Matty lunges forward but the softball bounces off the cracked asphalt and flies up at his face. He blocks it, fumbles with it, and the cold smooth sphere slips from his numb red fingers.

“Third!”

“Throw to third!” yells the coach.

“Weems, you stupid—!”

Matty scoops up the soft white ball and throws it without waiting and looking.

“Home!”

“Play goes home!” yells the coach.

The ball flies eight or nine feet to the right of my glove, nearly hitting Justina as she hustles down the base path towards home.

“Jeezus, Weems!” yells coach Murdoch.

The ball rolls under the chain-link fence and out into the parking lot.

Guess who has to go get it.

“Nice one, Matthew,” says Freddy at second base.

“Throws like a freaking girl,” says T.J. at first.

“Like a freaking—”

“Weems! Get off the field and help Antonia find the ball,” orders the coach.

“Yeah, get going, Matthew.”

“Yeah, Math-yewwwwwww.”

“Belongs with the girls, anyway.”

The cold March wind blows dirt in my face. I duck down and use the glove to get the ball out from under Mr. Schmidt’s car.

“Why don’t you get under the car with her, Math-yeewwww!”

“Yeah, Math-yeewwwwwwwww!”

“Makin’ her do all the work!”

My mom says boys and girls used to have gym separately. Sometimes I wish it were still that way.

I throw the ball back over the fence.

“Yo, she’s tougher than he is!”

“Just like a boy!”

“Hey, Buscarsela! When you gonna grow up?”

“When you gonna grow you-know-whats?”

“Yeah!”

Ha. Ha. Ha.

Jerks.

Coach Murdoch blows the whistle. Gym class is over.

Eight, nine, ten, eleven, twelve.

Five more years of this.

We file in from the cold, girls to the left, boys to the right.
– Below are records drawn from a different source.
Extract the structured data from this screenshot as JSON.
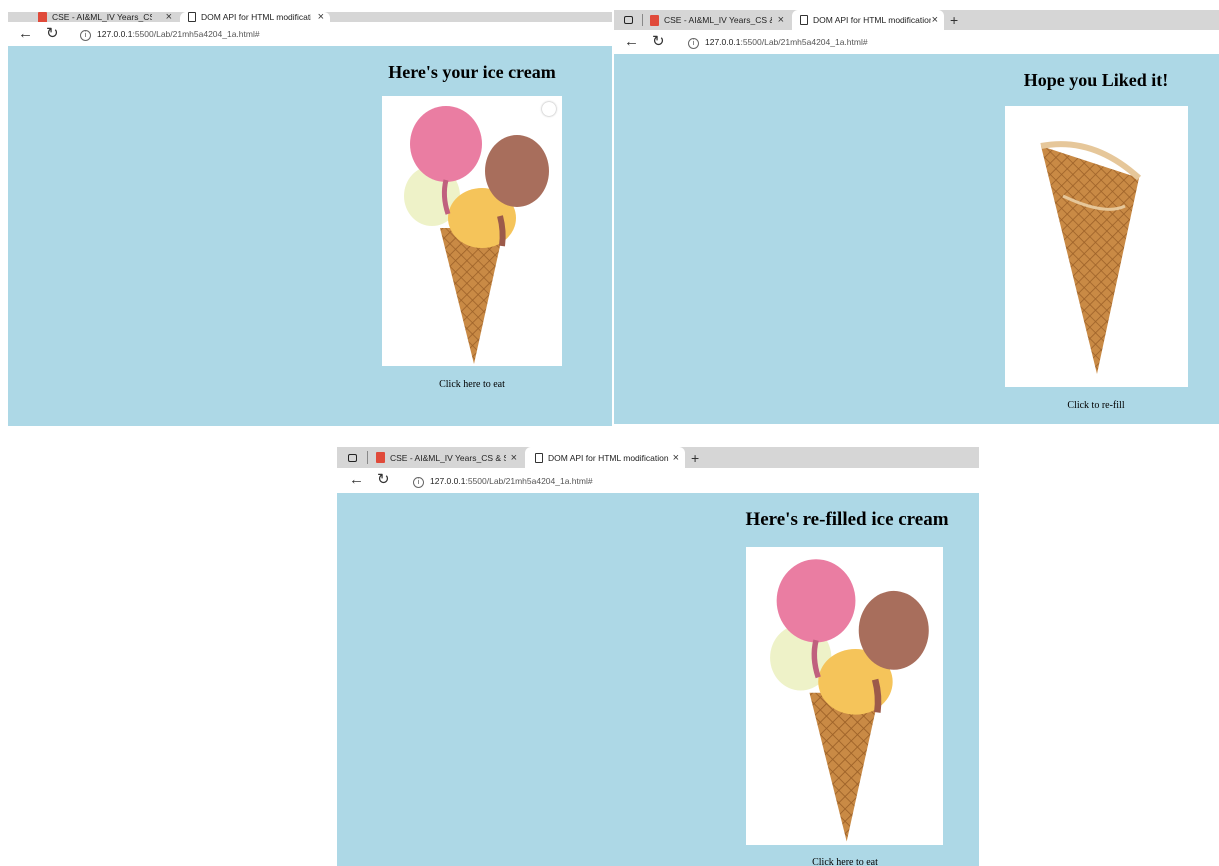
{
  "screenshots": [
    {
      "tabs": [
        {
          "label": "CSE - AI&ML_IV Years_CS & Sylla",
          "icon": "pdf-icon"
        },
        {
          "label": "DOM API for HTML modification",
          "icon": "page-icon"
        }
      ],
      "url_host": "127.0.0.1",
      "url_rest": ":5500/Lab/21mh5a4204_1a.html#",
      "heading": "Here's your ice cream",
      "image": "ice-cream-full",
      "action": "Click here to eat"
    },
    {
      "tabs": [
        {
          "label": "CSE - AI&ML_IV Years_CS & Sylla",
          "icon": "pdf-icon"
        },
        {
          "label": "DOM API for HTML modification",
          "icon": "page-icon"
        }
      ],
      "url_host": "127.0.0.1",
      "url_rest": ":5500/Lab/21mh5a4204_1a.html#",
      "heading": "Hope you Liked it!",
      "image": "empty-cone",
      "action": "Click to re-fill"
    },
    {
      "tabs": [
        {
          "label": "CSE - AI&ML_IV Years_CS & Sylla",
          "icon": "pdf-icon"
        },
        {
          "label": "DOM API for HTML modification",
          "icon": "page-icon"
        }
      ],
      "url_host": "127.0.0.1",
      "url_rest": ":5500/Lab/21mh5a4204_1a.html#",
      "heading": "Here's re-filled ice cream",
      "image": "ice-cream-full",
      "action": "Click here to eat"
    }
  ],
  "colors": {
    "page_bg": "#add8e6",
    "tabbar_bg": "#d6d6d6"
  }
}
Inside, I hear them pushing Matty against a locker.

We’re walking down Roosevelt Avenue to the bus stop.

“I’d like to kill that stupid coach,” says Matty.

“Why? He’s not the one picking on you.”

“He lets it happen.”

“Freddy and T.J. are the jerks—”

“And he doesn’t do anything to stop them.”

We get to the corner of 104th Street. The wind cuts right through my wool hat.

Matty watches me shiver, and says, “I gotta do something about it.”

Homeroom with the rest of the Bs, then Spanish, a bo-o-o-oring science class, math, English. I sit with Carlina Polo and we take turns reading each other’s book projects.

Matty spends the whole class not looking at me.

T.J. starts messing with him: “What’sa matter? She drop you for the real thing?”

Matty looks pale, his feet drumming nonstop. He looks like he’s getting up the nerve to smack T.J.

“Yeah, what went on under that car, anyway?” T.J. taunts him.

Matty’s wiping his sweaty palms on his pants. It’s not
that
warm in here.

The bell rings, stabbing the air with a sharp clang. Matty grabs his bookbag as if he’s afraid it might wriggle away and bite someone, and disappears out the door. Carlina asks me a question about the homework, and I almost lose Matty in the hallway before I spot him heading down the stairs. He slips into the crush of eighth and ninth graders and I have to push all the way down to the first floor before I spot his low, crew-cut head among the towering teens heading for the gym.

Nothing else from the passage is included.